Recommended checks after each deployment:

```bash

curl -sf http://localhost:7860/health

curl -sf http://localhost:7860/info

curl -sf -X POST http://localhost:7860/generate \

  -H "Content-Type: application/json" \

  -d '{"prompt":"Return a short Python hello-world function.","max_tokens":64}'

```

If `BLITZKODE_API_KEY` is configured, include `Authorization: Bearer <token>` on protected requests.

## 8. Rollback plan

Rollback should be artifact-based and fast:

1. Keep the last known-good Docker image tag available locally or in the registry.
2. Keep the last known-good `blitzkode.gguf` artifact available outside the container.
3. Stop the current service.
4. Restore the previous image tag and/or previous model file.
5. Start the service and run the health checks from section 7.
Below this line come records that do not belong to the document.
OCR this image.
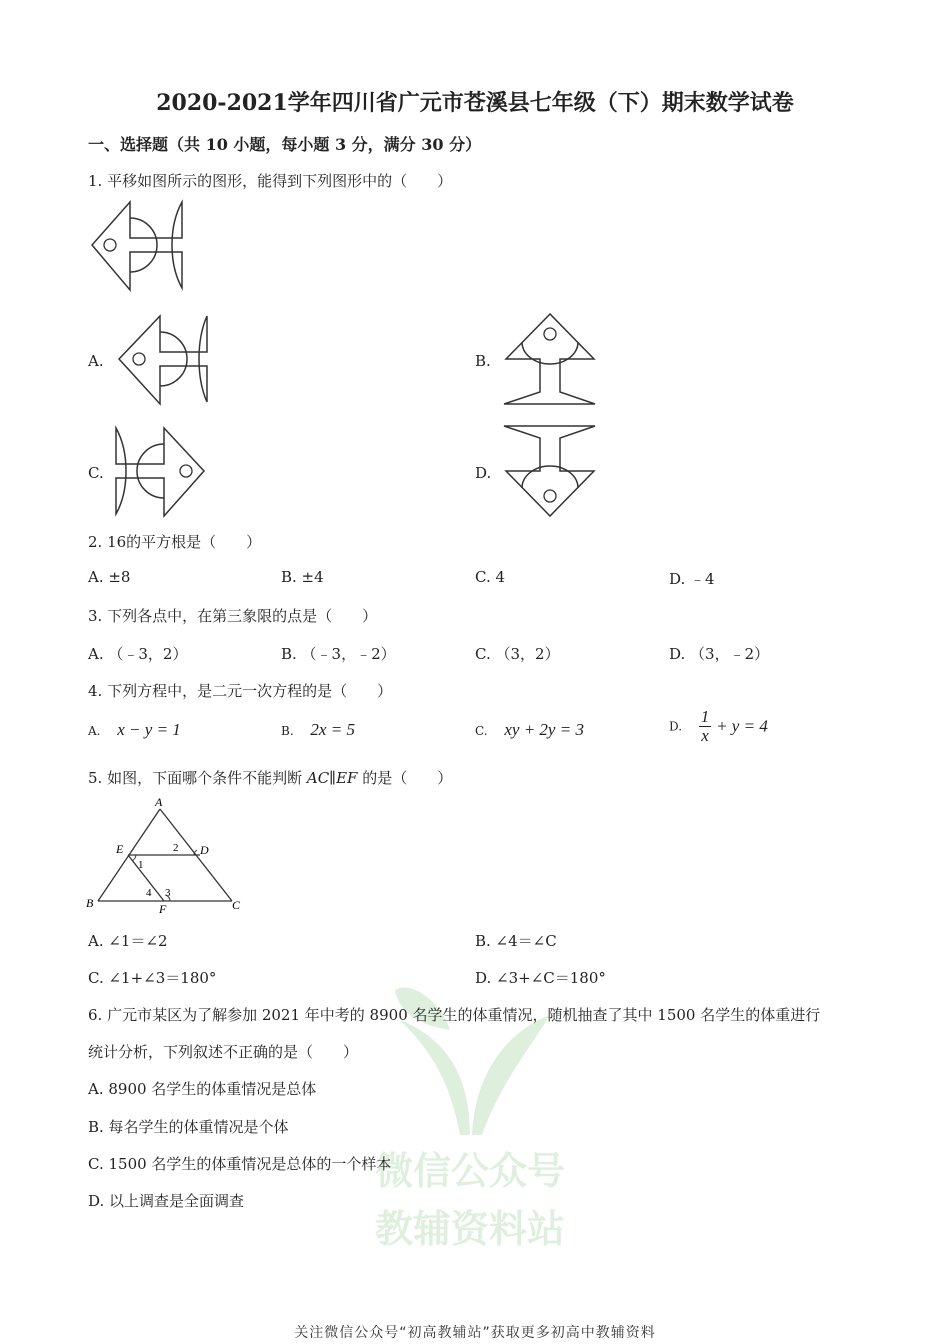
2020-2021学年四川省广元市苍溪县七年级（下）期末数学试卷
一、选择题（共 10 小题，每小题 3 分，满分 30 分）
微信公众号
教辅资料站
1. 平移如图所示的图形，能得到下列图形中的（　　）
A.	B.
C.	D.
2. 16的平方根是（　　）
A. ±8	B. ±4	C. 4	D. ﹣4
3. 下列各点中，在第三象限的点是（　　）
A. （﹣3，2）	B. （﹣3，﹣2）	C. （3，2）	D. （3，﹣2）
4. 下列方程中，是二元一次方程的是（　　）
A. x − y = 1	B. 2x = 5	C. xy + 2y = 3	D. $\frac{1}{x} + y = 4$
5. 如图，下面哪个条件不能判断 AC∥EF 的是（　　）
A
B	C
D
E
F
1
2
3
4
A. ∠1＝∠2	B. ∠4＝∠C
C. ∠1+∠3＝180°	D. ∠3+∠C＝180°
6. 广元市某区为了解参加 2021 年中考的 8900 名学生的体重情况，随机抽查了其中 1500 名学生的体重进行
统计分析，下列叙述不正确的是（　　）
A. 8900 名学生的体重情况是总体
B. 每名学生的体重情况是个体
C. 1500 名学生的体重情况是总体的一个样本
D. 以上调查是全面调查
关注微信公众号“初高教辅站”获取更多初高中教辅资料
Example container rollback flow:

```bash

docker compose down

docker tag blitzkode:previous blitzkode:latest

docker compose up -d

curl -sf http://localhost:7860/health

```

## 9. HuggingFace publishing

Use a token only through environment variables or CI secrets:

```bash

HF_TOKEN=hf_xxx python scripts/push_all_to_hub.py

```

Before publishing, confirm:

- `blitzkode.gguf` exists and loads locally.
- Adapter directories contain `adapter_config.json` and adapter weights.
- `MODEL_CARD.md`, `README.md`, and `datasets/MANIFEST.md` match the artifact versions.
- The token has write access to the intended repos.
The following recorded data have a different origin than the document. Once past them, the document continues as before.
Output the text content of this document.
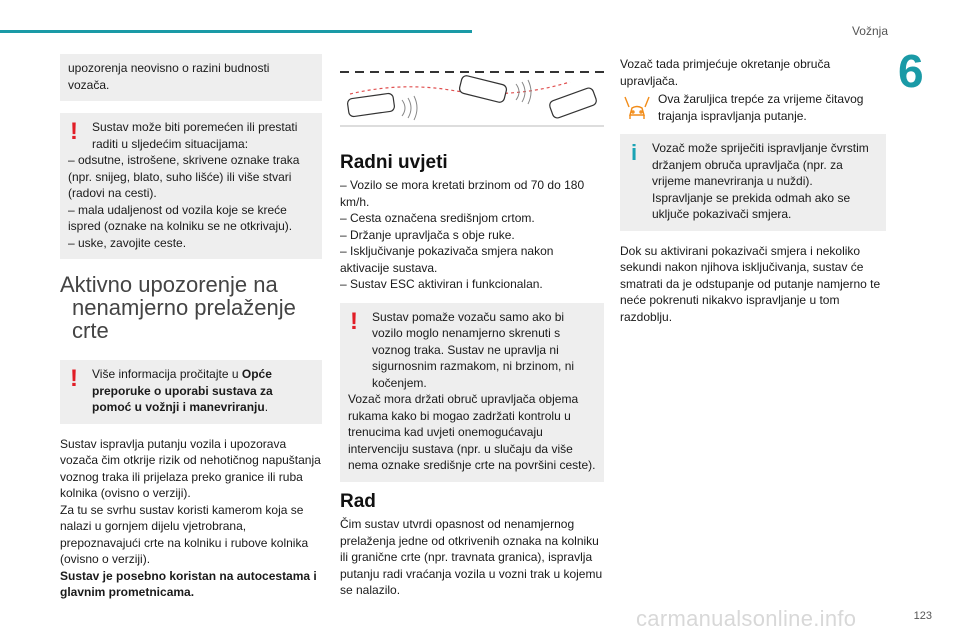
Vožnja
6

upozorenja neovisno o razini budnosti vozača.

!	Sustav može biti poremećen ili prestati raditi u sljedećim situacijama:

– odsutne, istrošene, skrivene oznake traka (npr. snijeg, blato, suho lišće) ili više stvari (radovi na cesti).

– mala udaljenost od vozila koje se kreće ispred (oznake na kolniku se ne otkrivaju).

– uske, zavojite ceste.

Aktivno upozorenje na
nenamjerno prelaženje
crte
!	Više informacija pročitajte u Opće preporuke o uporabi sustava za pomoć u vožnji i manevriranju.

Sustav ispravlja putanju vozila i upozorava vozača čim otkrije rizik od nehotičnog napuštanja voznog traka ili prijelaza preko granice ili ruba kolnika (ovisno o verziji).

Za tu se svrhu sustav koristi kamerom koja se nalazi u gornjem dijelu vjetrobrana, prepoznavajući crte na kolniku i rubove kolnika (ovisno o verziji).

Sustav je posebno koristan na autocestama i glavnim prometnicama.

Radni uvjeti

– Vozilo se mora kretati brzinom od 70 do 180 km/h.

– Cesta označena središnjom crtom.

– Držanje upravljača s obje ruke.

– Isključivanje pokazivača smjera nakon aktivacije sustava.

– Sustav ESC aktiviran i funkcionalan.

!	Sustav pomaže vozaču samo ako bi vozilo moglo nenamjerno skrenuti s voznog traka. Sustav ne upravlja ni sigurnosnim razmakom, ni brzinom, ni kočenjem.

Vozač mora držati obruč upravljača objema rukama kako bi mogao zadržati kontrolu u trenucima kad uvjeti onemogućavaju intervenciju sustava (npr. u slučaju da više nema oznake središnje crte na površini ceste).

Rad

Čim sustav utvrdi opasnost od nenamjernog prelaženja jedne od otkrivenih oznaka na kolniku ili granične crte (npr. travnata granica), ispravlja putanju radi vraćanja vozila u vozni trak u kojemu se nalazilo.

Vozač tada primjećuje okretanje obruča upravljača.

Ova žaruljica trepće za vrijeme čitavog trajanja ispravljanja putanje.

i	Vozač može spriječiti ispravljanje čvrstim držanjem obruča upravljača (npr. za vrijeme manevriranja u nuždi).

Ispravljanje se prekida odmah ako se uključe pokazivači smjera.

Dok su aktivirani pokazivači smjera i nekoliko sekundi nakon njihova isključivanja, sustav će smatrati da je odstupanje od putanje namjerno te neće pokrenuti nikakvo ispravljanje u tom razdoblju.

carmanualsonline.info	123
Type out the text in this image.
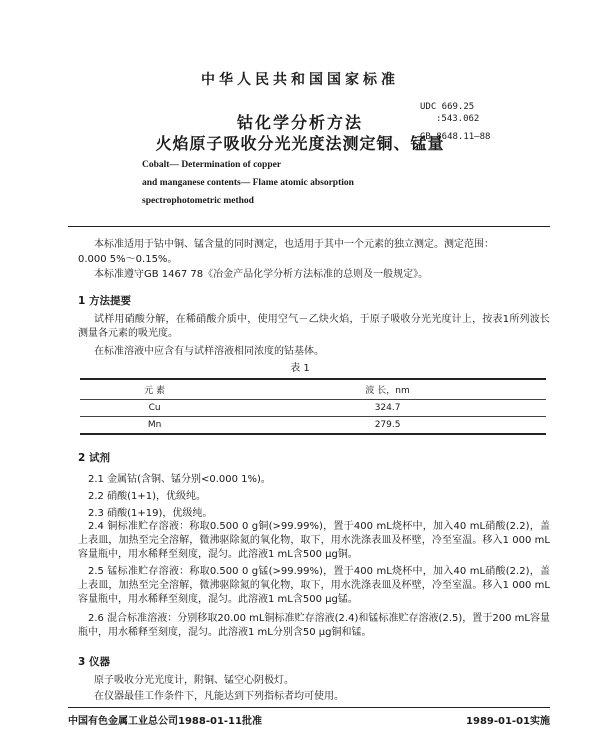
中华人民共和国国家标准
UDC 669.25
:543.062
GB 8648.11—88
钴化学分析方法
火焰原子吸收分光光度法测定铜、锰量
Cobalt— Determination of copper
and manganese contents— Flame atomic absorption
spectrophotometric method
本标准适用于钴中铜、锰含量的同时测定，也适用于其中一个元素的独立测定。测定范围：
0.000 5%～0.15%。
本标准遵守GB 1467 78《冶金产品化学分析方法标准的总则及一般规定》。
1 方法提要
试样用硝酸分解，在稀硝酸介质中，使用空气－乙炔火焰，于原子吸收分光光度计上，按表1所列波长测量各元素的吸光度。
在标准溶液中应含有与试样溶液相同浓度的钴基体。
表 1
元 素	波 长，nm
Cu	324.7
Mn	279.5
2 试剂
2.1 金属钴(含铜、锰分别<0.000 1%)。
2.2 硝酸(1+1)，优级纯。
2.3 硝酸(1+19)，优级纯。
2.4 铜标准贮存溶液：称取0.500 0 g铜(>99.99%)，置于400 mL烧杯中，加入40 mL硝酸(2.2)，盖上表皿，加热至完全溶解，微沸驱除氮的氧化物，取下，用水洗涤表皿及杯壁，冷至室温。移入1 000 mL容量瓶中，用水稀释至刻度，混匀。此溶液1 mL含500 μg铜。
2.5 锰标准贮存溶液：称取0.500 0 g锰(>99.99%)，置于400 mL烧杯中，加入40 mL硝酸(2.2)，盖上表皿，加热至完全溶解，微沸驱除氮的氧化物，取下，用水洗涤表皿及杯壁，冷至室温。移入1 000 mL容量瓶中，用水稀释至刻度，混匀。此溶液1 mL含500 μg锰。
2.6 混合标准溶液：分别移取20.00 mL铜标准贮存溶液(2.4)和锰标准贮存溶液(2.5)，置于200 mL容量瓶中，用水稀释至刻度，混匀。此溶液1 mL分别含50 μg铜和锰。
3 仪器
原子吸收分光光度计，附铜、锰空心阴极灯。
在仪器最佳工作条件下，凡能达到下列指标者均可使用。
中国有色金属工业总公司1988-01-11批准	1989-01-01实施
Never paste real tokens into documentation, committed scripts, or issue comments.

## 10. Common failure modes

| Symptom | Likely cause | Fix |
|---|---|---|
| `/health` returns `degraded` | Model file missing from configured path | Mount or copy `blitzkode.gguf`; verify `BLITZKODE_MODEL_PATH`. |
| Startup hangs while loading | Large context/batch or slow CPU disk load | Reduce `BLITZKODE_N_CTX` / `BLITZKODE_BATCH`, check disk and RAM. |
| Container exits on first request | llama.cpp cannot load model | Verify GGUF file integrity and llama-cpp-python compatibility. |
| Browser cannot call API | CORS origin mismatch | Set `BLITZKODE_CORS_ORIGINS` to the deployed UI origin. |
| HTTP 401 | Missing or wrong bearer token | Send `Authorization: Bearer <BLITZKODE_API_KEY>`. |
| HTTP 429 | Rate limit exceeded | Increase `BLITZKODE_RATE_LIMIT_MAX` or add an upstream queue/limit policy. |
| Research mode fails | Web search disabled or network blocked | Set `BLITZKODE_WEB_SEARCH=true` and verify outbound HTTP access. |

## 11. Operational notes

- Treat generated code as assistant output, not an automatically trusted patch.
- Prefer `/generate/research` for current APIs or documentation-sensitive questions.
- Keep logs free of prompts if prompts may contain private code or secrets.
- Rotate `BLITZKODE_API_KEY` and HuggingFace tokens regularly.
- Re-run the full validation suite after changing dependencies, model artifacts, or Docker base images.